Getting an interactive node

Interactive nodes are easy-to-spin-up VMs that enable fast development and interactive debugging.

To provision a GPU interactive node named dev, run

$ # Provisions/reuses an interactive node with a single K80 GPU.
$ sky gpunode -c dev --gpus K80

See the CLI reference for all flags such as changing the GPU type and count.

Running code

To run a command or a script on the cluster, use sky exec:

$ # If the user has written a task.yaml, this directly
$ # executes the `run` section in the task YAML:
$ sky exec dev task.yaml

$ # Run a script inside the workdir.
$ # Workdir contents are synced to the cluster (~/sky_workdir/).
$ sky exec dev -- python train_cpu.py
$ sky exec dev --gpus=V100:1 -- python train_gpu.py

Alternatively, the user can directly ssh into the cluster’s nodes and run commands:

$ # SSH into head node
$ ssh dev

$ # SSH into worker nodes
$ ssh dev-worker1
$ ssh dev-worker2

SkyPilot provides easy password-less SSH access by automatically creating entries for each cluster in ~/.ssh/config. Referring to clusters by names also allows for seamless integration with common tools such as scp, rsync, and Visual Studio Code Remote.

Note

Refer to Syncing Code and Artifacts for more details on how to upload code and download outputs from the cluster.
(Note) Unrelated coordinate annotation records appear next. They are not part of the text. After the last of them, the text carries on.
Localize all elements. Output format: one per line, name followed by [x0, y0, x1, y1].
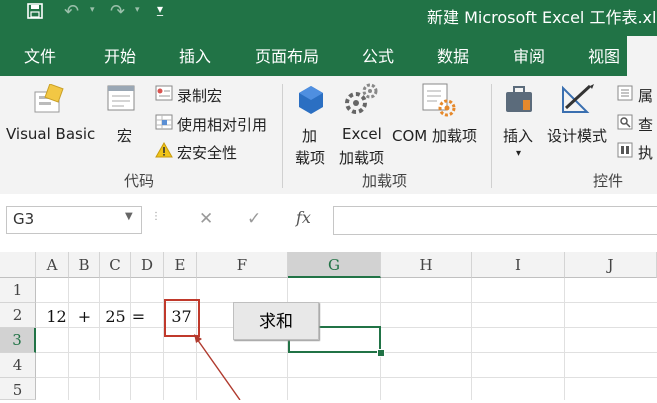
- arrow-icon: [194, 334, 241, 400]
- design-mode-icon: [560, 82, 598, 122]
- column-header-b[interactable]: B: [69, 252, 100, 278]
- ribbon-tabs: 文件 开始 插入 页面布局 公式 数据 审阅 视图: [0, 30, 657, 76]
- cancel-icon[interactable]: ✕: [199, 209, 213, 229]
- tab-data[interactable]: 数据: [437, 43, 469, 67]
- column-header-h[interactable]: H: [381, 252, 472, 278]
- addins-button[interactable]: 加: [302, 125, 317, 146]
- column-header-f[interactable]: F: [197, 252, 288, 278]
- row-header-5[interactable]: 5: [0, 378, 36, 400]
- excel-addins-button[interactable]: Excel: [342, 125, 382, 143]
- undo-dropdown-icon[interactable]: ▾: [90, 5, 95, 15]
- row-header-2[interactable]: 2: [0, 303, 36, 328]
- gridline: [163, 278, 164, 400]
- customize-icon[interactable]: ▾̲: [157, 2, 163, 16]
- column-header-i[interactable]: I: [472, 252, 565, 278]
- design-mode-button[interactable]: 设计模式: [547, 125, 607, 146]
- save-icon[interactable]: [27, 3, 43, 23]
- formula-bar: G3 ▼ ⋮ ✕ ✓ fx: [0, 194, 657, 248]
- tab-page-layout[interactable]: 页面布局: [255, 43, 319, 67]
- window-title: 新建 Microsoft Excel 工作表.xls: [427, 8, 657, 27]
- macro-security-button[interactable]: 宏安全性: [177, 142, 237, 163]
- formula-input[interactable]: [333, 206, 657, 235]
- tab-file[interactable]: 文件: [24, 43, 56, 67]
- undo-icon[interactable]: ↶: [64, 1, 79, 22]
- column-header-d[interactable]: D: [131, 252, 164, 278]
- run-dialog-icon: [617, 142, 633, 162]
- com-addins-button[interactable]: COM 加载项: [392, 125, 477, 146]
- addins-icon: [297, 84, 325, 122]
- visual-basic-button[interactable]: Visual Basic: [6, 125, 95, 143]
- com-addins-icon: [421, 82, 457, 122]
- column-header-e[interactable]: E: [164, 252, 197, 278]
- gridline: [130, 278, 131, 400]
- warning-icon: [155, 141, 173, 162]
- record-macro-button[interactable]: 录制宏: [177, 85, 222, 106]
- record-macro-icon: [155, 85, 173, 105]
- tab-developer[interactable]: [627, 36, 657, 76]
- title-bar: ↶ ▾ ↷ ▾ ▾̲ 新建 Microsoft Excel 工作表.xls: [0, 0, 657, 30]
- view-code-icon: [617, 114, 633, 134]
- insert-controls-button[interactable]: 插入: [503, 125, 533, 146]
- redo-dropdown-icon[interactable]: ▾: [135, 5, 140, 15]
- macro-icon: [106, 84, 138, 122]
- gridline: [471, 278, 472, 400]
- ribbon: Visual Basic 宏 录制宏 使用相对引用 宏安全性 代码 加 载项 E…: [0, 76, 657, 195]
- visual-basic-icon: [33, 83, 67, 122]
- enter-icon[interactable]: ✓: [247, 209, 261, 229]
- gridline: [564, 278, 565, 400]
- tab-view[interactable]: 视图: [588, 43, 620, 67]
- gridline: [99, 278, 100, 400]
- fill-handle[interactable]: [377, 349, 385, 357]
- name-box-value: G3: [13, 210, 35, 228]
- macro-button[interactable]: 宏: [117, 125, 132, 146]
- column-header-g[interactable]: G: [288, 252, 381, 278]
- tab-formulas[interactable]: 公式: [362, 43, 394, 67]
- gridline: [68, 278, 69, 400]
- view-code-button[interactable]: 查: [638, 114, 653, 135]
- column-header-a[interactable]: A: [36, 252, 69, 278]
- relative-reference-button[interactable]: 使用相对引用: [177, 114, 267, 135]
- properties-button[interactable]: 属: [638, 85, 653, 106]
- row-header-1[interactable]: 1: [0, 278, 36, 303]
- resize-handle-icon[interactable]: ⋮: [151, 211, 161, 222]
- properties-icon: [617, 85, 633, 105]
- insert-dropdown-icon[interactable]: ▾: [516, 148, 521, 159]
- relative-reference-icon: [155, 114, 173, 134]
- redo-icon[interactable]: ↷: [110, 1, 125, 22]
- name-box[interactable]: G3 ▼: [6, 206, 142, 234]
- insert-function-icon[interactable]: fx: [296, 208, 311, 227]
- insert-controls-icon: [503, 84, 535, 122]
- row-header-4[interactable]: 4: [0, 353, 36, 378]
- group-code-label: 代码: [124, 172, 155, 190]
- cell-d2[interactable]: =: [122, 307, 155, 326]
- group-addins-label: 加载项: [362, 172, 408, 190]
- row-header-3[interactable]: 3: [0, 328, 36, 353]
- tab-home[interactable]: 开始: [104, 43, 136, 67]
- run-dialog-button[interactable]: 执: [638, 142, 653, 163]
- select-all-corner[interactable]: [0, 252, 36, 278]
- group-separator: [491, 84, 492, 188]
- chevron-down-icon[interactable]: ▼: [125, 211, 133, 222]
- tab-review[interactable]: 审阅: [513, 43, 545, 67]
- group-separator: [282, 84, 283, 188]
- column-header-c[interactable]: C: [100, 252, 131, 278]
- excel-addins-button-line2: 加载项: [339, 149, 385, 167]
- column-header-j[interactable]: J: [565, 252, 657, 278]
- group-controls-label: 控件: [593, 172, 624, 190]
- addins-button-line2: 载项: [295, 149, 326, 167]
- cell-b2[interactable]: +: [69, 307, 100, 326]
- excel-addins-icon: [343, 82, 379, 122]
- tab-insert[interactable]: 插入: [179, 43, 211, 67]
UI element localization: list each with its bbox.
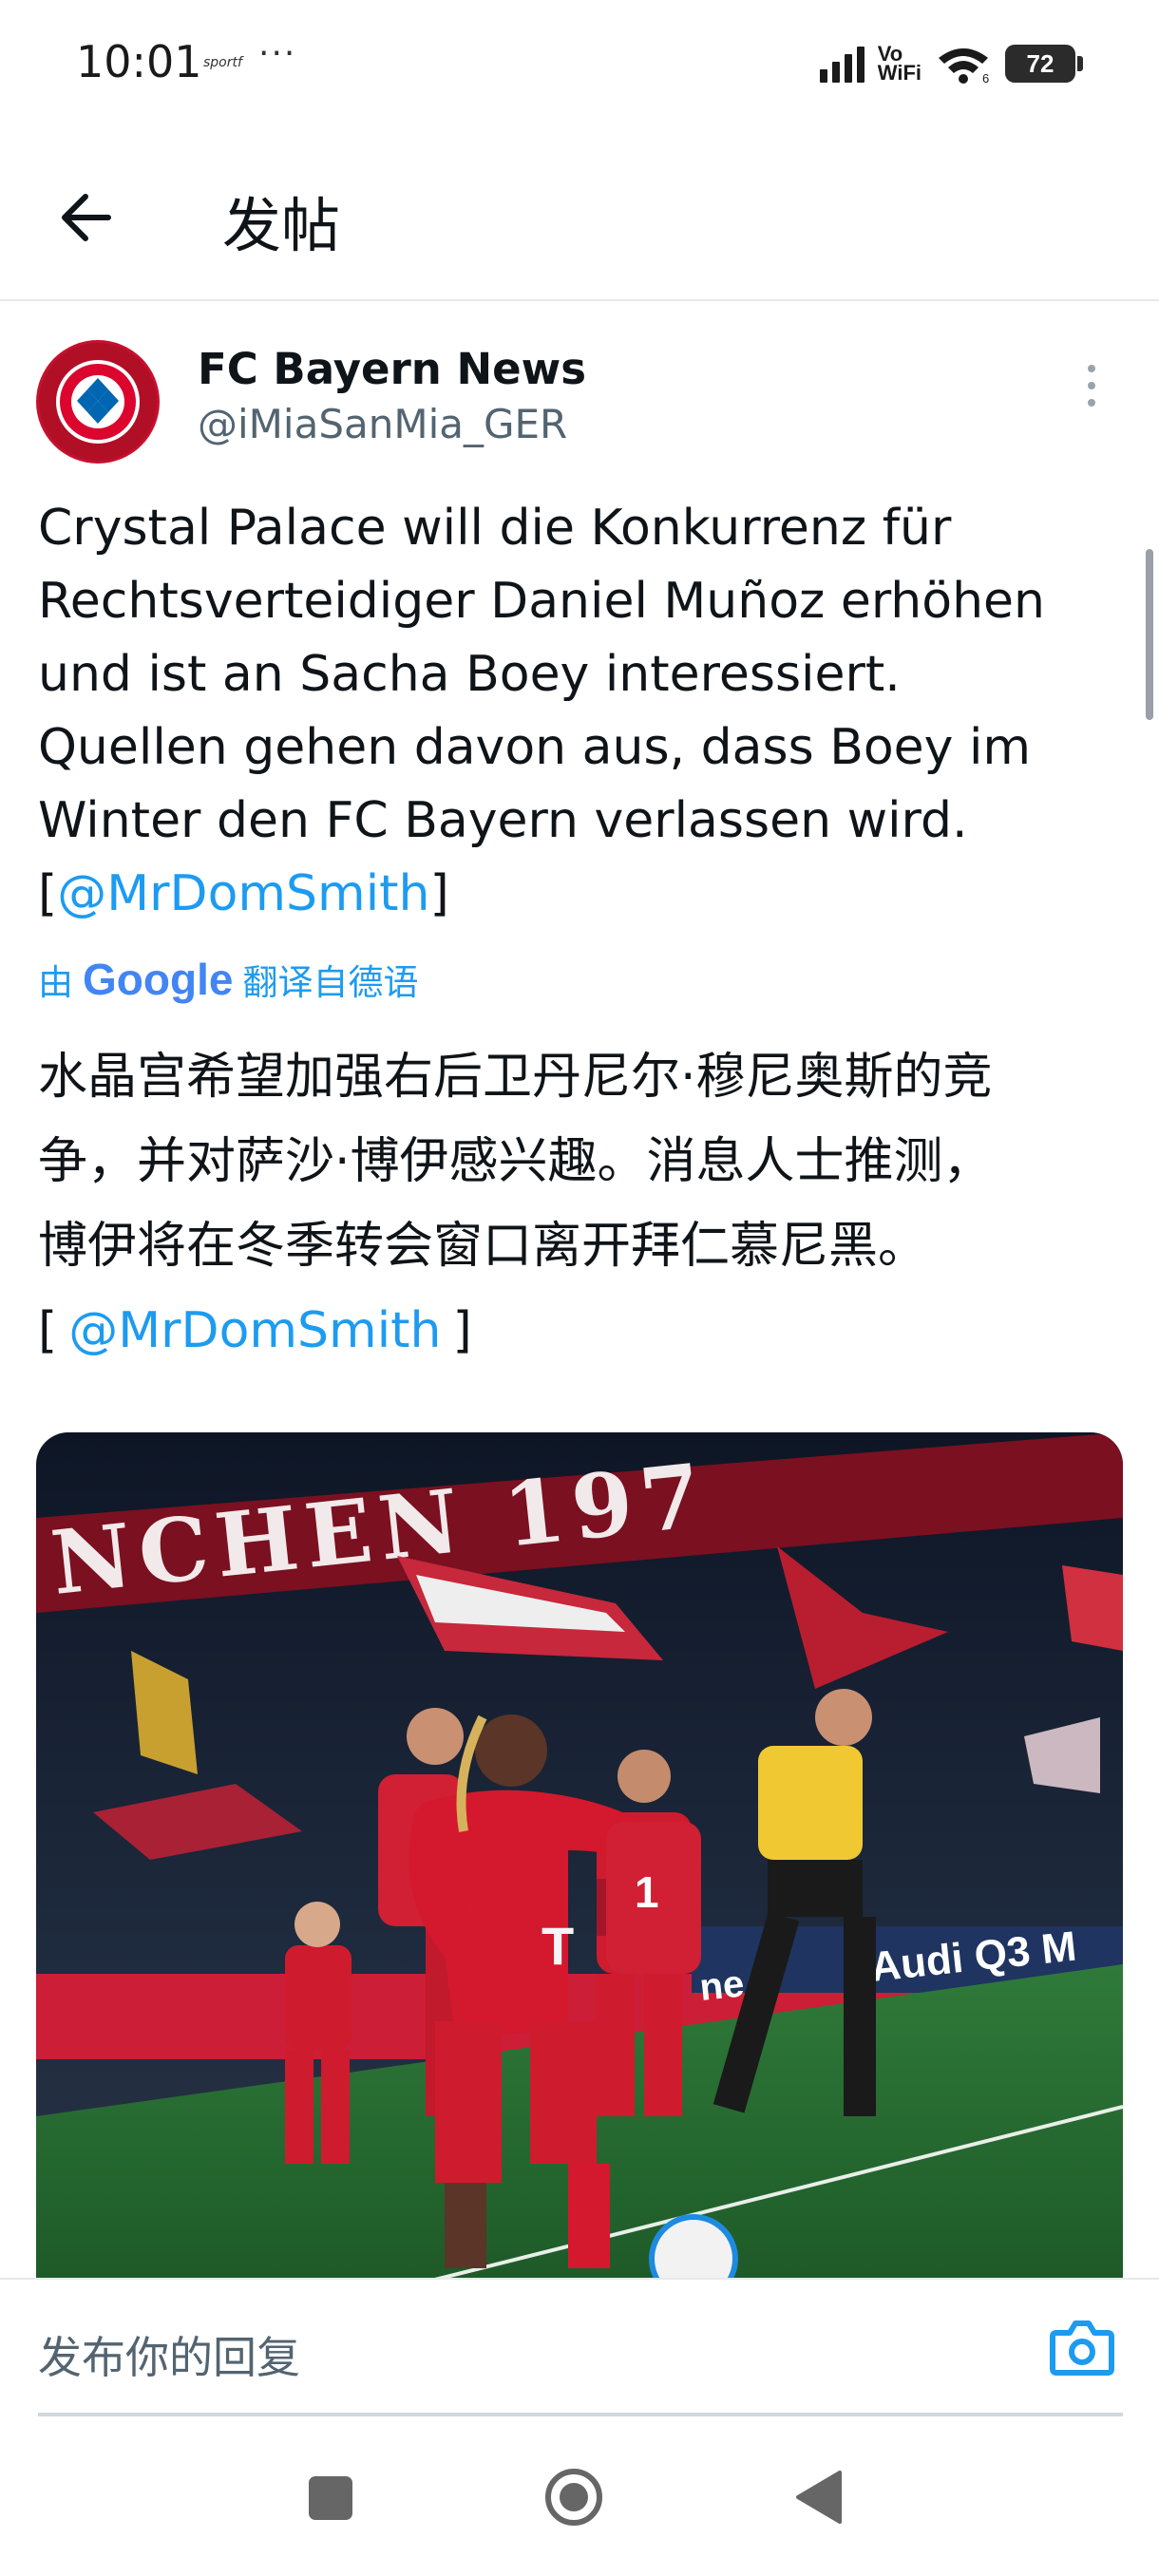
translation-line: 水晶宫希望加强右后卫丹尼尔·穆尼奥斯的竞 [38, 1049, 993, 1106]
translated-prefix: 由 [38, 962, 73, 1003]
system-nav-bar [0, 2417, 1159, 2576]
status-bar: 10:01 sportf ··· Vo WiFi 6 72 [0, 0, 1159, 123]
translated-by-label[interactable]: 由 Google 翻译自德语 [38, 954, 418, 1005]
football-match-photo: NCHEN 197 Audi Q3 M ne T 1 [36, 1432, 1123, 2280]
more-notifications-icon: ··· [258, 34, 297, 73]
post-media-image[interactable]: NCHEN 197 Audi Q3 M ne T 1 [36, 1432, 1123, 2280]
square-icon[interactable] [309, 2476, 352, 2520]
google-logo-text: Google [83, 955, 234, 1004]
circle-home-icon[interactable] [543, 2467, 604, 2528]
post-text: Crystal Palace will die Konkurrenz für R… [38, 492, 1130, 931]
signal-icon [819, 45, 864, 83]
reply-input[interactable]: 发布你的回复 [38, 2323, 300, 2386]
more-vertical-icon[interactable] [1077, 359, 1106, 416]
fc-bayern-logo [39, 343, 157, 461]
translation-line: 博伊将在冬季转会窗口离开拜仁慕尼黑。 [38, 1218, 928, 1275]
post-text-line: und ist an Sacha Boey interessiert. [38, 646, 901, 703]
bracket-open: [ [38, 865, 58, 922]
author-name[interactable]: FC Bayern News [198, 344, 586, 394]
camera-icon[interactable] [1049, 2318, 1115, 2377]
mention-link[interactable]: @MrDomSmith [57, 865, 429, 922]
translation-bracket-open: [ [38, 1302, 58, 1359]
scroll-indicator[interactable] [1146, 549, 1153, 720]
top-app-bar: 发帖 [0, 138, 1159, 301]
post-text-line: Crystal Palace will die Konkurrenz für [38, 500, 952, 557]
post-author: FC Bayern News @iMiaSanMia_GER [36, 340, 1119, 473]
post-text-line: Rechtsverteidiger Daniel Muñoz erhöhen [38, 573, 1045, 630]
translation-line-mention: [@MrDomSmith] [38, 1289, 1140, 1373]
battery-indicator: 72 [1005, 45, 1083, 83]
status-indicators: Vo WiFi 6 72 [819, 38, 1083, 89]
post-translation: 水晶宫希望加强右后卫丹尼尔·穆尼奥斯的竞 争，并对萨沙·博伊感兴趣。消息人士推测… [38, 1035, 1140, 1373]
shirt-mark: T [542, 1916, 574, 1976]
translation-line: 争，并对萨沙·博伊感兴趣。消息人士推测， [38, 1133, 993, 1190]
notification-label: sportf [203, 55, 242, 70]
post-text-line: Quellen gehen davon aus, dass Boey im [38, 719, 1032, 776]
vowifi-indicator: Vo WiFi [877, 44, 922, 85]
translation-mention-link[interactable]: @MrDomSmith [57, 1302, 452, 1359]
reply-composer[interactable]: 发布你的回复 [0, 2278, 1159, 2416]
google-logo: Google [83, 955, 233, 1004]
status-time: 10:01 [76, 36, 202, 87]
triangle-back-icon[interactable] [794, 2469, 842, 2526]
author-handle[interactable]: @iMiaSanMia_GER [198, 401, 567, 447]
ad-board-text-2: ne [697, 1962, 746, 2009]
page-title: 发帖 [222, 191, 341, 260]
translated-suffix: 翻译自德语 [242, 962, 419, 1003]
wifi-badge: 6 [982, 71, 989, 85]
post-text-line-mention: [@MrDomSmith] [38, 858, 1130, 931]
bracket-close: ] [429, 865, 449, 922]
reply-input-underline [38, 2413, 1123, 2416]
avatar[interactable] [36, 340, 160, 464]
translation-bracket-close: ] [452, 1302, 472, 1359]
post-text-line: Winter den FC Bayern verlassen wird. [38, 792, 968, 849]
shirt-number: 1 [635, 1867, 659, 1917]
vowifi-line2: WiFi [877, 61, 922, 85]
wifi-icon: 6 [939, 48, 989, 85]
arrow-left-icon[interactable] [53, 183, 122, 252]
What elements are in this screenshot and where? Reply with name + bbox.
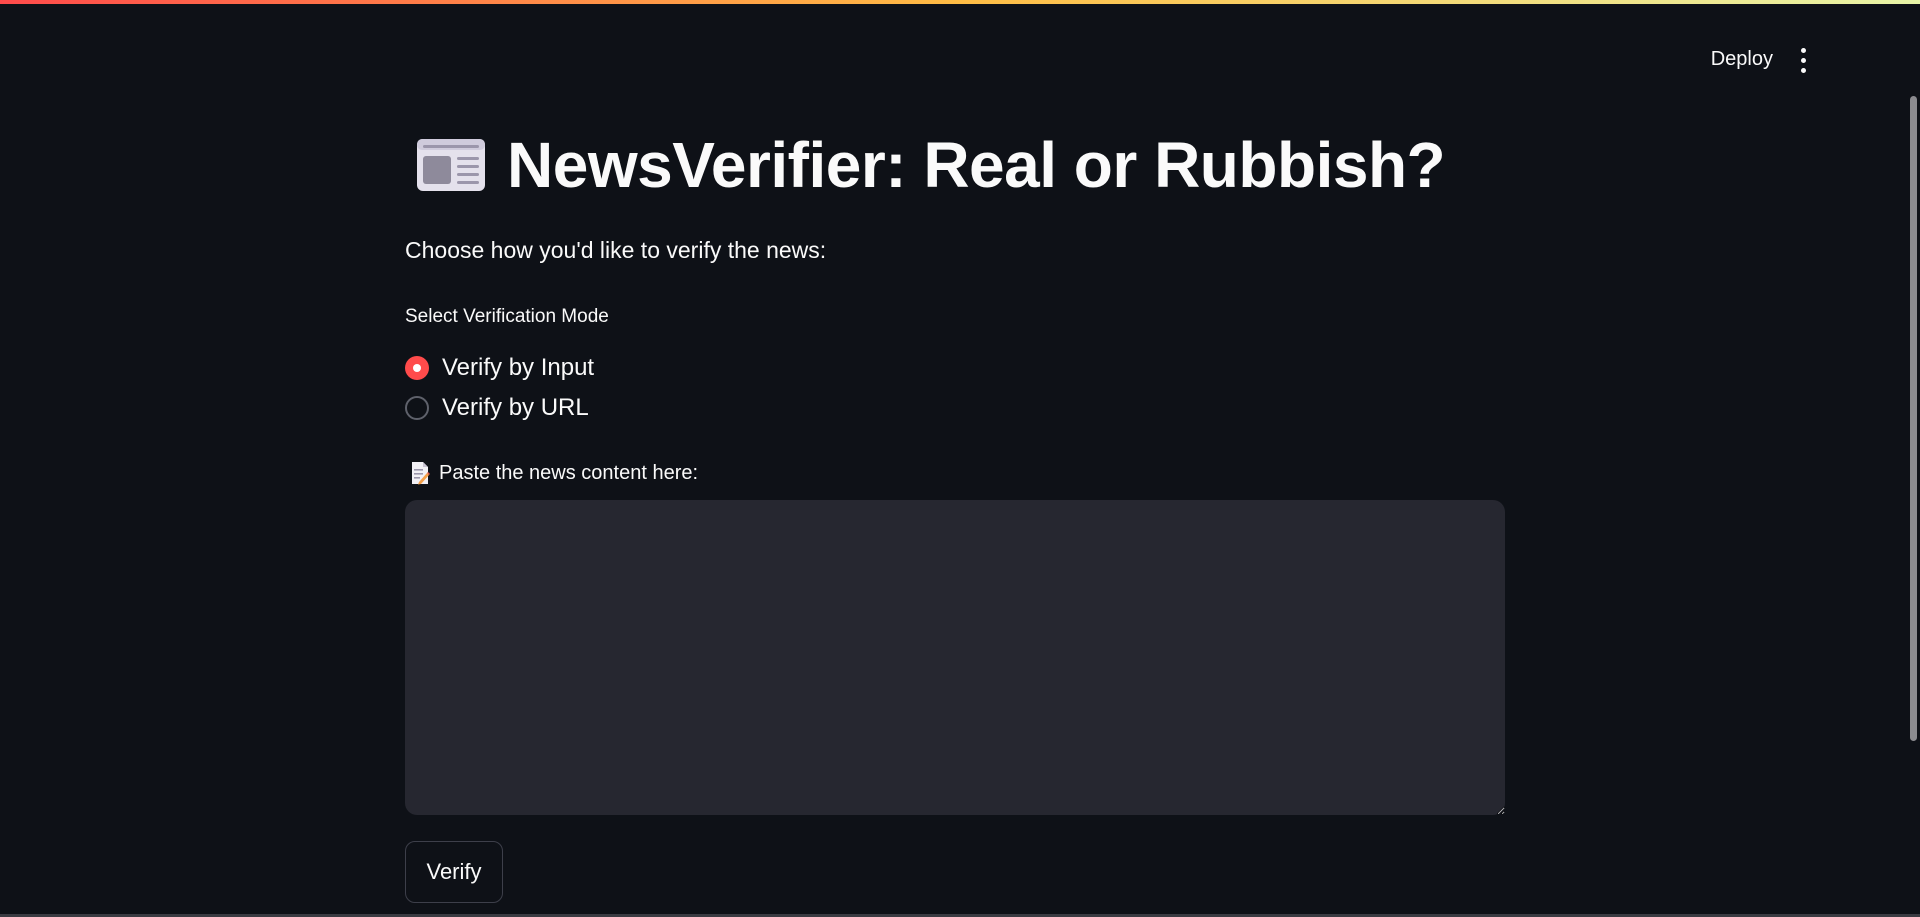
radio-button-checked[interactable]: [405, 356, 429, 380]
radio-option-verify-by-input[interactable]: Verify by Input: [405, 348, 1505, 388]
vertical-ellipsis-icon: [1800, 47, 1806, 73]
radio-button-unchecked[interactable]: [405, 396, 429, 420]
radio-label: Verify by URL: [442, 394, 589, 421]
verification-mode-label: Select Verification Mode: [405, 306, 609, 327]
scrollbar-thumb[interactable]: [1910, 96, 1917, 741]
radio-label: Verify by Input: [442, 354, 595, 381]
main-menu-button[interactable]: [1788, 40, 1818, 80]
deploy-button[interactable]: Deploy: [1699, 42, 1785, 77]
content-label-row: Paste the news content here:: [405, 458, 1505, 488]
app-window: Deploy NewsVerifier: Real or Rubbish? Ch…: [0, 0, 1920, 917]
verify-button[interactable]: Verify: [405, 841, 503, 903]
content-field-label: Paste the news content here:: [439, 461, 699, 484]
verification-mode-radio-group: Verify by Input Verify by URL: [405, 348, 1505, 428]
newspaper-icon: [415, 135, 487, 195]
title-row: NewsVerifier: Real or Rubbish?: [405, 115, 1505, 215]
main-content: NewsVerifier: Real or Rubbish? Choose ho…: [405, 115, 1505, 903]
radio-option-verify-by-url[interactable]: Verify by URL: [405, 388, 1505, 428]
instructions-text: Choose how you'd like to verify the news…: [405, 237, 827, 263]
page-title: NewsVerifier: Real or Rubbish?: [507, 129, 1446, 201]
news-content-textarea[interactable]: [405, 500, 1505, 815]
app-header: Deploy: [0, 4, 1920, 114]
memo-icon: [410, 461, 430, 485]
scrollbar[interactable]: [1906, 4, 1920, 917]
Ending a development session

To end a development session:

$ # Stop at the end of the work day:
$ sky stop dev

$ # Or, to terminate:
$ sky down dev

To restart a stopped cluster:

$ # Restart it the next morning:
$ sky start dev

Note

Stopping a cluster does not lose data on the attached disks (billing for the instances will stop while the disks will still be charged). Those disks will be reattached when restarting the cluster.

Terminating a cluster will delete all associated resources (all billing stops), and any data on the attached disks will be lost. Terminated clusters cannot be restarted.